The Ellis Park Derby marks a historic occurrence in track history, with Ellis Park only in position to have a Kentucky Derby prep because of the coronavirus-forced delay of the Churchill Downs classic. The Ellis Park Derby winner will receive 50 qualifying points — which should guarantee a spot in the 20-horse Kentucky Derby — but that's not a consideration for Drury.
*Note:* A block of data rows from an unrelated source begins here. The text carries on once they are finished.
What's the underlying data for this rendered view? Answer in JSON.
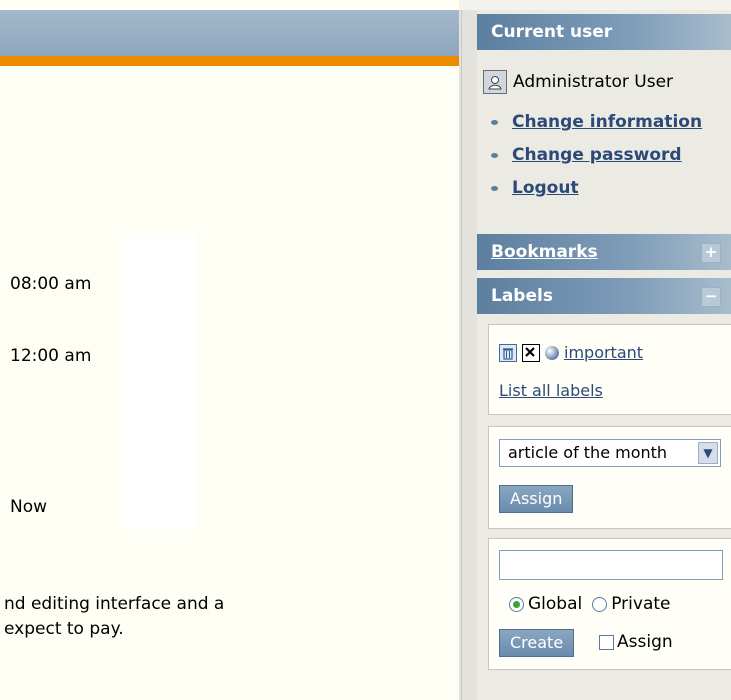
{
  "main": {
    "rows": [
      {
        "text": "08:00 am"
      },
      {
        "text": "12:00 am"
      },
      {
        "text": "Now"
      }
    ],
    "paragraph": {
      "line1": "nd editing interface and a",
      "line2": "expect to pay."
    }
  },
  "sidebar": {
    "current_user": {
      "title": "Current user",
      "user_name": "Administrator User",
      "links": [
        "Change information",
        "Change password",
        "Logout"
      ]
    },
    "bookmarks": {
      "title": "Bookmarks",
      "toggle": "+"
    },
    "labels": {
      "title": "Labels",
      "toggle": "−",
      "label_name": "important",
      "list_all": "List all labels",
      "select_value": "article of the month",
      "assign_button": "Assign",
      "new_label_value": "",
      "radio_global": "Global",
      "radio_private": "Private",
      "create_button": "Create",
      "assign_checkbox_label": "Assign"
    }
  },
  "colors": {
    "accent_orange": "#ec8b00",
    "header_blue": "#6f8fae",
    "link": "#2b4a7a"
  }
}
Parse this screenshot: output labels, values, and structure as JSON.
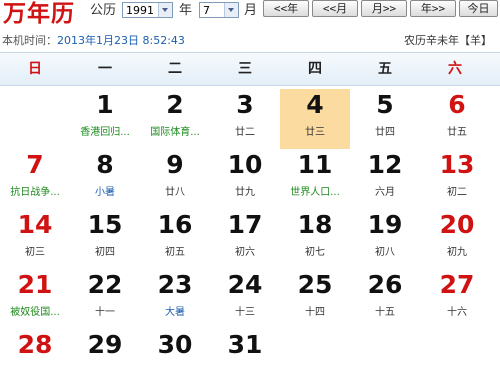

“We're in a good spot now,” Drury said. “Before the Blue Grass, it was a little nerve-wracking. Because that was an all-or-nothing deal. Now that we got over that hurdle, it's almost like you can exhale a little bit. Now your whole thought process is on your horse. It's not on getting points to get there, or any of the other things going on around you. It's just focusing on the horse and doing what's right for him. You're not even thinking about the (Ellis Park Derby) purse.
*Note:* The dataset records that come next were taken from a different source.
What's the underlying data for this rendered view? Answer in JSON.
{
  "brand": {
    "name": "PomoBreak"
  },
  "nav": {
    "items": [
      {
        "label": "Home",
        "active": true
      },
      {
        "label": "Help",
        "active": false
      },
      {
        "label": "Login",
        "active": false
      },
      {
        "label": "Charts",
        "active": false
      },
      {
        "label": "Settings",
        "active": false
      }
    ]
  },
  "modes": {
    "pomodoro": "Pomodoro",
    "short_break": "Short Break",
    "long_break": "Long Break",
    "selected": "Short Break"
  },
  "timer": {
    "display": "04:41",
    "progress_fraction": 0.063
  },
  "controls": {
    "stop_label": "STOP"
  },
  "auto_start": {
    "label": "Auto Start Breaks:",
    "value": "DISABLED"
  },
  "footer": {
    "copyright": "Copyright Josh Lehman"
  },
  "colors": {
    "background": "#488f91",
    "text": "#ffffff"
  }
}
“In all honesty, you don't even have to win that race. If you need that race as a tightener, it's there for you. If you don't, you don't. The good news is that everything seems to be in order at this point. He came out of the Blue Grass in good order and he's a happy horse. And usually that's a big part of being successful, having a horse that's on his game and happy and enjoying what he's doing.”

Another prominent horse under consideration for the Ellis Park Derby is Godolphin's Brad Cox-trained Shared Sense, who picked up 20 points toward Kentucky Derby qualifying in winning Indiana Grand's Grade 3, $300,000 Indiana Derby under Florent Geroux last week.

“The Ellis Park Derby is on the discussion table,” Darley America president Jimmy Bell, whose team also oversees Godolphin's American racing operation, said in an email response to an inquiry. “We obviously have some other options that we are considering as well. A little more time and we'll have a better idea as to which direction we're headed.”